Several large prospective studies evaluating the relation between folate intake and breast cancer risk found no overall association [5, 6, 8, 9, 18]. However, three of them noted an inverse association between folate intake and breast cancer risk among women with a high alcohol intake [6, 7, 9]. A large nested case-control study using prospectively collected blood reported an indication of an overall association between circulating levels of folate and breast cancer risk [19]. We did not observe a more evident inverse association between folate intake and breast cancer among women who regularly consumed alcohol. However, in our study the power to detect the interaction between folate and alcohol intake was low as only 53 breast cancer cases reported no alcohol consumption. In contrast to other studies, most (95.4%) of the women in our cohort drink alcohol and few (9.7%) use vitamin B complex or folate supplements. These two factors may possibly explain why we found that folate had an overall protective effect on breast cancer risk. The protective effect differed according to the level of vitamin B12 intake, with a stronger inverse association at higher intakes. These results are consistent with two population-based breast cancer case-control studies [10, 11], which reported that an adequate intake of vitamin B12 appeared to be necessary if the folate intake was to have a protective effect. Furthermore, a prospective cohort study reported a strong joint protective effect of high folate and high vitamin B12 intake on colon cancer risk [20].

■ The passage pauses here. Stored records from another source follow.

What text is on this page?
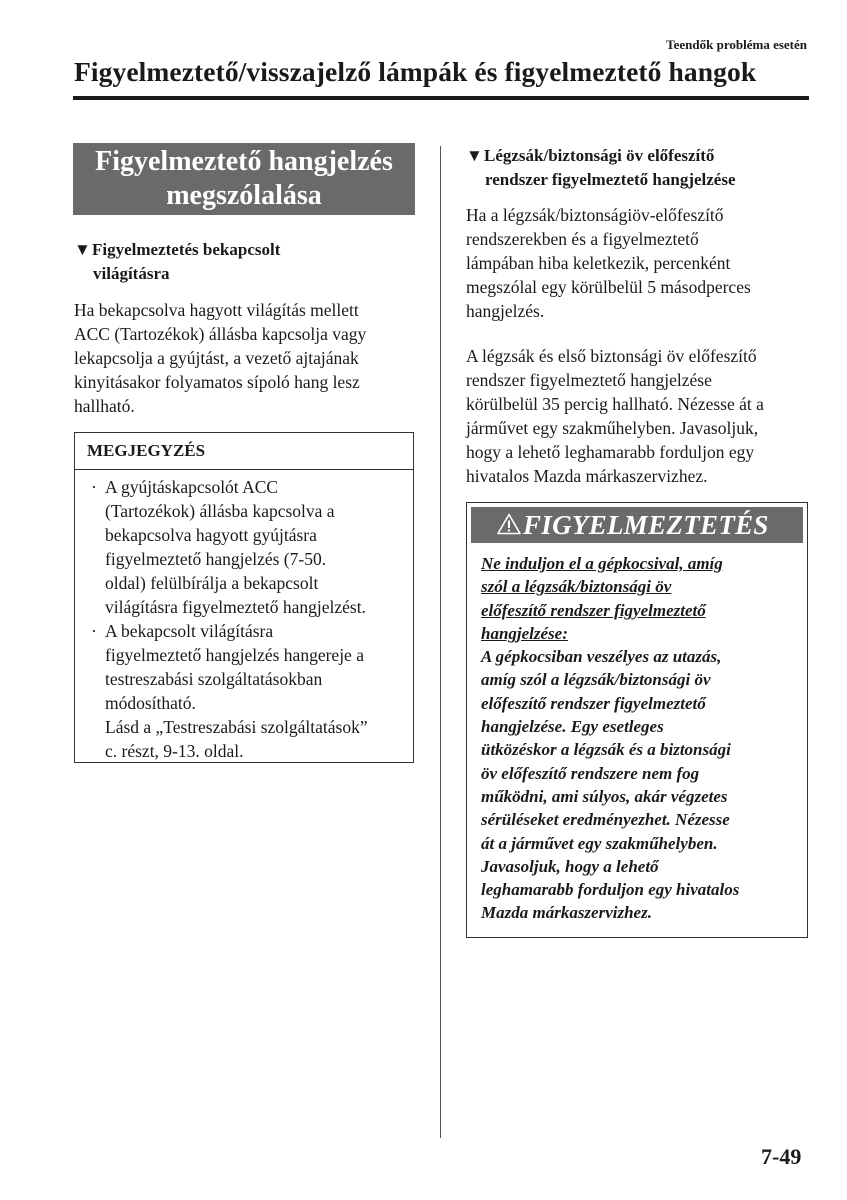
Teendők probléma esetén
Figyelmeztető/visszajelző lámpák és figyelmeztető hangok
Figyelmeztető hangjelzés
megszólalása
▼Figyelmeztetés bekapcsolt
világításra
Ha bekapcsolva hagyott világítás mellett
ACC (Tartozékok) állásba kapcsolja vagy
lekapcsolja a gyújtást, a vezető ajtajának
kinyitásakor folyamatos sípoló hang lesz
hallható.
MEGJEGYZÉS
· A gyújtáskapcsolót ACC
(Tartozékok) állásba kapcsolva a
bekapcsolva hagyott gyújtásra
figyelmeztető hangjelzés (7-50.
oldal) felülbírálja a bekapcsolt
világításra figyelmeztető hangjelzést.
· A bekapcsolt világításra
figyelmeztető hangjelzés hangereje a
testreszabási szolgáltatásokban
módosítható.
Lásd a „Testreszabási szolgáltatások”
c. részt, 9-13. oldal.
▼Légzsák/biztonsági öv előfeszítő
rendszer figyelmeztető hangjelzése
Ha a légzsák/biztonságiöv-előfeszítő
rendszerekben és a figyelmeztető
lámpában hiba keletkezik, percenként
megszólal egy körülbelül 5 másodperces
hangjelzés.
A légzsák és első biztonsági öv előfeszítő
rendszer figyelmeztető hangjelzése
körülbelül 35 percig hallható. Nézesse át a
járművet egy szakműhelyben. Javasoljuk,
hogy a lehető leghamarabb forduljon egy
hivatalos Mazda márkaszervizhez.
FIGYELMEZTETÉS
Ne induljon el a gépkocsival, amíg
szól a légzsák/biztonsági öv
előfeszítő rendszer figyelmeztető
hangjelzése:
A gépkocsiban veszélyes az utazás,
amíg szól a légzsák/biztonsági öv
előfeszítő rendszer figyelmeztető
hangjelzése. Egy esetleges
ütközéskor a légzsák és a biztonsági
öv előfeszítő rendszere nem fog
működni, ami súlyos, akár végzetes
sérüléseket eredményezhet. Nézesse
át a járművet egy szakműhelyben.
Javasoljuk, hogy a lehető
leghamarabb forduljon egy hivatalos
Mazda márkaszervizhez.
7-49
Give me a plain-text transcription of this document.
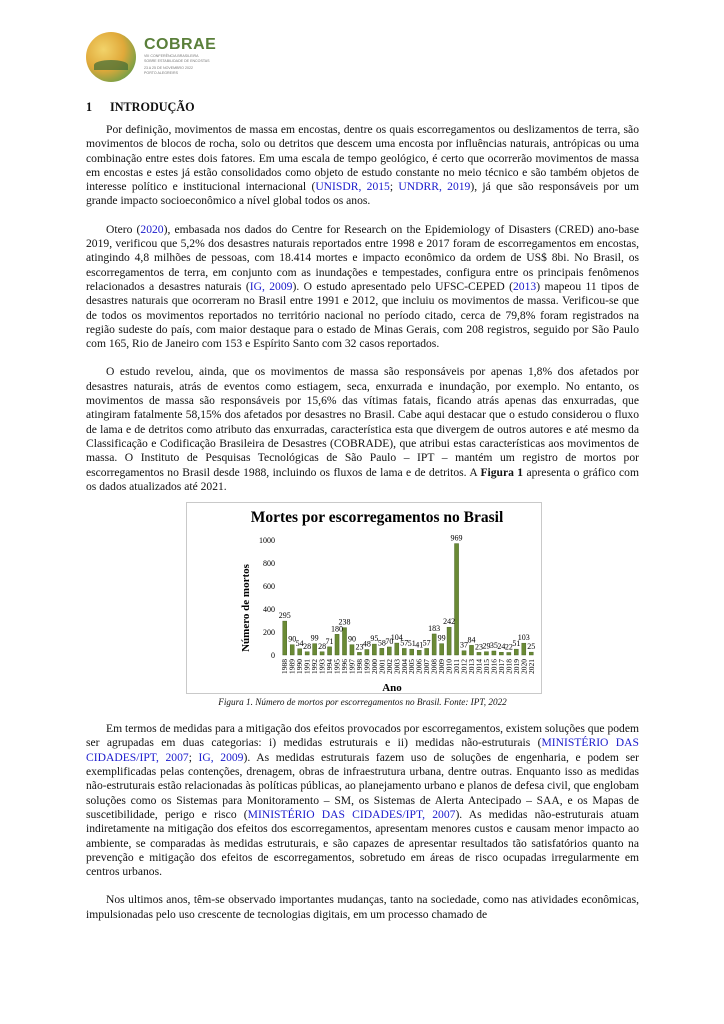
COBRAE
VIII CONFERÊNCIA BRASILEIRA
SOBRE ESTABILIDADE DE ENCOSTAS
23 A 25 DE NOVEMBRO 2022
PORTO ALEGRE/RS
1 INTRODUÇÃO

Por definição, movimentos de massa em encostas, dentre os quais escorregamentos ou deslizamentos de terra, são movimentos de blocos de rocha, solo ou detritos que descem uma encosta por influências naturais, antrópicas ou uma combinação entre estes dois fatores. Em uma escala de tempo geológico, é certo que ocorrerão movimentos de massa em encostas e estes já estão consolidados como objeto de estudo constante no meio técnico e são também objetos de interesse político e institucional internacional (UNISDR, 2015; UNDRR, 2019), já que são responsáveis por um grande impacto socioeconômico a nível global todos os anos.

Otero (2020), embasada nos dados do Centre for Research on the Epidemiology of Disasters (CRED) ano-base 2019, verificou que 5,2% dos desastres naturais reportados entre 1998 e 2017 foram de escorregamentos em encostas, atingindo 4,8 milhões de pessoas, com 18.414 mortes e impacto econômico da ordem de US$ 8bi. No Brasil, os escorregamentos de terra, em conjunto com as inundações e tempestades, configura entre os principais fenômenos relacionados a desastres naturais (IG, 2009). O estudo apresentado pelo UFSC-CEPED (2013) mapeou 11 tipos de desastres naturais que ocorreram no Brasil entre 1991 e 2012, que incluiu os movimentos de massa. Verificou-se que de todos os movimentos reportados no território nacional no período citado, cerca de 79,8% foram registrados na região sudeste do país, com maior destaque para o estado de Minas Gerais, com 208 registros, seguido por São Paulo com 165, Rio de Janeiro com 153 e Espírito Santo com 32 casos reportados.

O estudo revelou, ainda, que os movimentos de massa são responsáveis por apenas 1,8% dos afetados por desastres naturais, atrás de eventos como estiagem, seca, enxurrada e inundação, por exemplo. No entanto, os movimentos de massa são responsáveis por 15,6% das vítimas fatais, ficando atrás apenas das enxurradas, que atingiram fatalmente 58,15% dos afetados por desastres no Brasil. Cabe aqui destacar que o estudo considerou o fluxo de lama e de detritos como atributo das enxurradas, característica esta que divergem de outros autores e até mesmo da Classificação e Codificação Brasileira de Desastres (COBRADE), que atribui estas características aos movimentos de massa. O Instituto de Pesquisas Tecnológicas de São Paulo – IPT – mantém um registro de mortos por escorregamentos no Brasil desde 1988, incluindo os fluxos de lama e de detritos. A Figura 1 apresenta o gráfico com os dados atualizados até 2021.

Mortes por escorregamentos no Brasil
Número de mortos
Ano
0
200
400
600
800
1000
295
90 54 28
99
28
71
180
238
90
23 48
95 58 70
104
57 51 41 57
183
99
242
969
37
84
23 29 35 24 22 51
103
25
1988
1989
1990
1991
1992
1993
1994
1995
1996
1997
1998
1999
2000
2001
2002
2003
2004
2005
2006
2007
2008
2009
2010
2011
2012
2013
2014
2015
2016
2017
2018
2019
2020
2021

Figura 1. Número de mortos por escorregamentos no Brasil. Fonte: IPT, 2022

Em termos de medidas para a mitigação dos efeitos provocados por escorregamentos, existem soluções que podem ser agrupadas em duas categorias: i) medidas estruturais e ii) medidas não-estruturais (MINISTÉRIO DAS CIDADES/IPT, 2007; IG, 2009). As medidas estruturais fazem uso de soluções de engenharia, e podem ser exemplificadas pelas contenções, drenagem, obras de infraestrutura urbana, dentre outras. Enquanto isso as medidas não-estruturais estão relacionadas às políticas públicas, ao planejamento urbano e planos de defesa civil, que englobam soluções como os Sistemas para Monitoramento – SM, os Sistemas de Alerta Antecipado – SAA, e os Mapas de suscetibilidade, perigo e risco (MINISTÉRIO DAS CIDADES/IPT, 2007). As medidas não-estruturais atuam indiretamente na mitigação dos efeitos dos escorregamentos, apresentam menores custos e causam menor impacto ao ambiente, se comparadas às medidas estruturais, e são capazes de apresentar resultados tão satisfatórios quanto na prevenção e mitigação dos efeitos de escorregamentos, sobretudo em áreas de risco ocupadas irregularmente em centros urbanos.

Nos ultimos anos, têm-se observado importantes mudanças, tanto na sociedade, como nas atividades econômicas, impulsionadas pelo uso crescente de tecnologias digitais, em um processo chamado de
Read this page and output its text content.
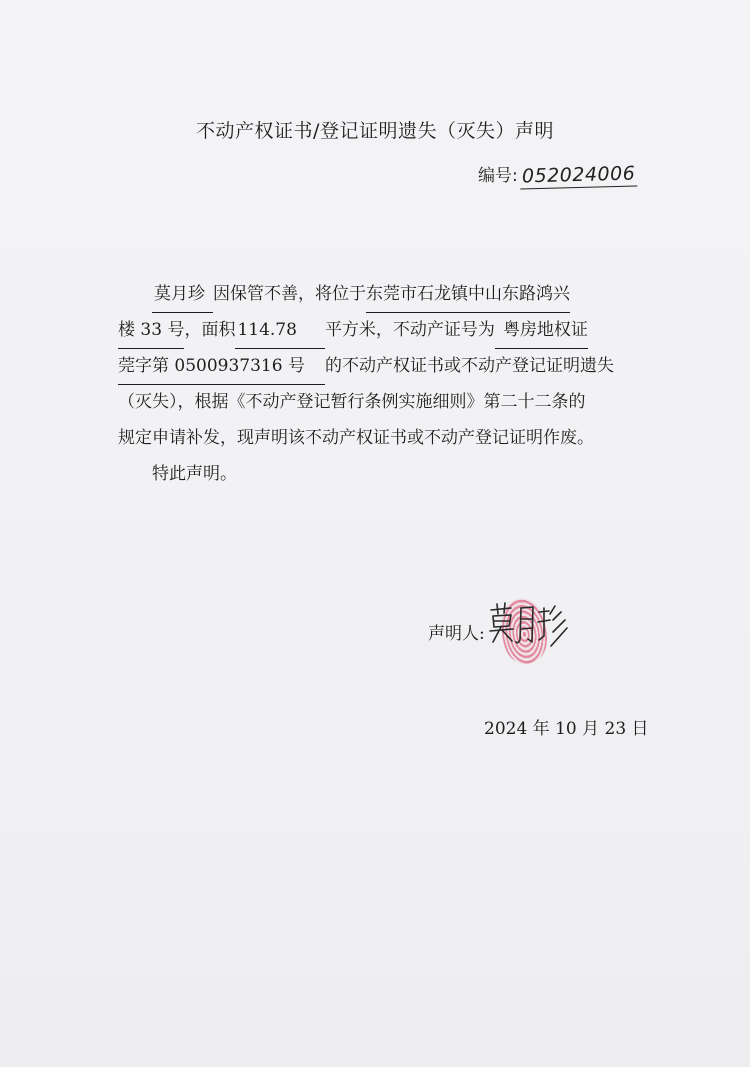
不动产权证书/登记证明遗失（灭失）声明
编号: 052024006
莫月珍 因保管不善，将位于东莞市石龙镇中山东路鸿兴
楼 33 号，面积 114.78 平方米，不动产证号为 粤房地权证
莞字第 0500937316 号 的不动产权证书或不动产登记证明遗失
（灭失），根据《不动产登记暂行条例实施细则》第二十二条的
规定申请补发，现声明该不动产权证书或不动产登记证明作废。
特此声明。
声明人:
2024 年 10 月 23 日
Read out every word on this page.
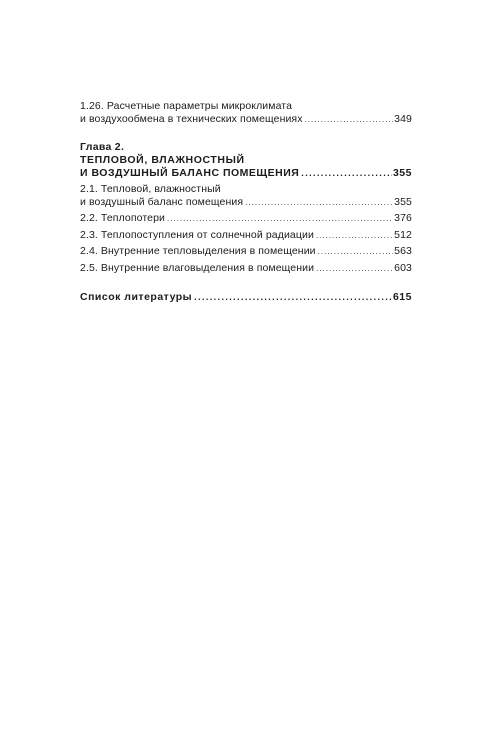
1.26. Расчетные параметры микроклимата
и воздухообмена в технических помещениях .....	349
Глава 2.
ТЕПЛОВОЙ, ВЛАЖНОСТНЫЙ
И ВОЗДУШНЫЙ БАЛАНС ПОМЕЩЕНИЯ .....	355
2.1. Тепловой, влажностный
и воздушный баланс помещения .....	355
2.2. Теплопотери .....	376
2.3. Теплопоступления от солнечной радиации .....	512
2.4. Внутренние тепловыделения в помещении .....	563
2.5. Внутренние влаговыделения в помещении .....	603
Список литературы .....	615
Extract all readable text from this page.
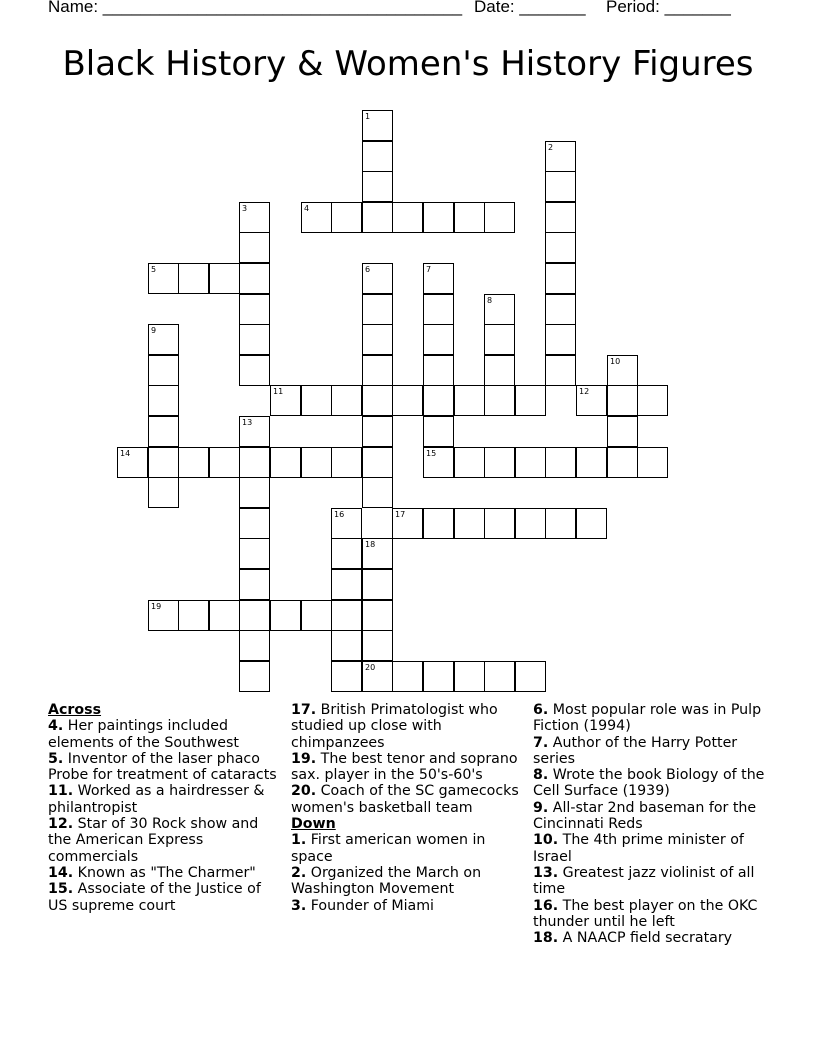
Name: ______________________________________ Date: _______ Period: _______
Black History & Women's History Figures
1
2
3	4
5	6	7
15
8
9
10
11	12
13
14
16	17
18
19
20
Across
4. Her paintings included elements of the Southwest
5. Inventor of the laser phaco Probe for treatment of cataracts
11. Worked as a hairdresser & philantropist
12. Star of 30 Rock show and the American Express commercials
14. Known as "The Charmer"
15. Associate of the Justice of US supreme court
17. British Primatologist who studied up close with chimpanzees
19. The best tenor and soprano sax. player in the 50's-60's
20. Coach of the SC gamecocks women's basketball team
Down
1. First american women in space
2. Organized the March on Washington Movement
3. Founder of Miami
6. Most popular role was in Pulp Fiction (1994)
7. Author of the Harry Potter series
8. Wrote the book Biology of the Cell Surface (1939)
9. All-star 2nd baseman for the Cincinnati Reds
10. The 4th prime minister of Israel
13. Greatest jazz violinist of all time
16. The best player on the OKC thunder until he left
18. A NAACP field secratary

Folate is involved in nucleotide synthesis and DNA and RNA methylation [1]. There is consistent evidence that low folate intake may have procarcinogenic effects [2123]. Adequate folate intake is necessary for the conversion of homocysteine into methionine for DNA methylation via methionine synthase [1]. This enzyme requires vitamin B12 as a cofactor to convert homocysteine into methionine and determines the methylation capacity of the cell. The protective effect of high folate intake on breast cancer risk may therefore be of greater significance in individuals with adequate intake of vitamin B12.

The prospective design and the high follow-up rates in the E3N study limit the possibility of serious bias as an explanation for our results. Although residual confounding may be present, the minimal effect observed in our estimates after adjustment for several recognized risk factors for breast cancer makes this unlikely. Given that our findings for folate are independent of the consumption of fiber and several vitamins, our results suggest that folate intake is the primary factor involved. Dietary assessment was limited to a baseline measurement; it is possible that participants changed their diets during follow-up, so some misclassification of exposure may be present. Any non-differential misclassification would weaken the observed association. Another potential limitation of this study was the lack of information on the amounts of folate and vitamin B complex derived from supplements. However, only 9% of participants reported the use of vitamin B complex supplements and the estimates remained unchanged when these individuals were excluded from the analysis.

In summary, our findings suggest that high dietary folate intake lowers the risk of breast cancer in postmenopausal women. The protective effect of folate on breast cancer risk may be influenced by vitamin B12 intake. The association between folate and breast cancer at different levels of vitamin B12 intake should be explored in other prospective studies.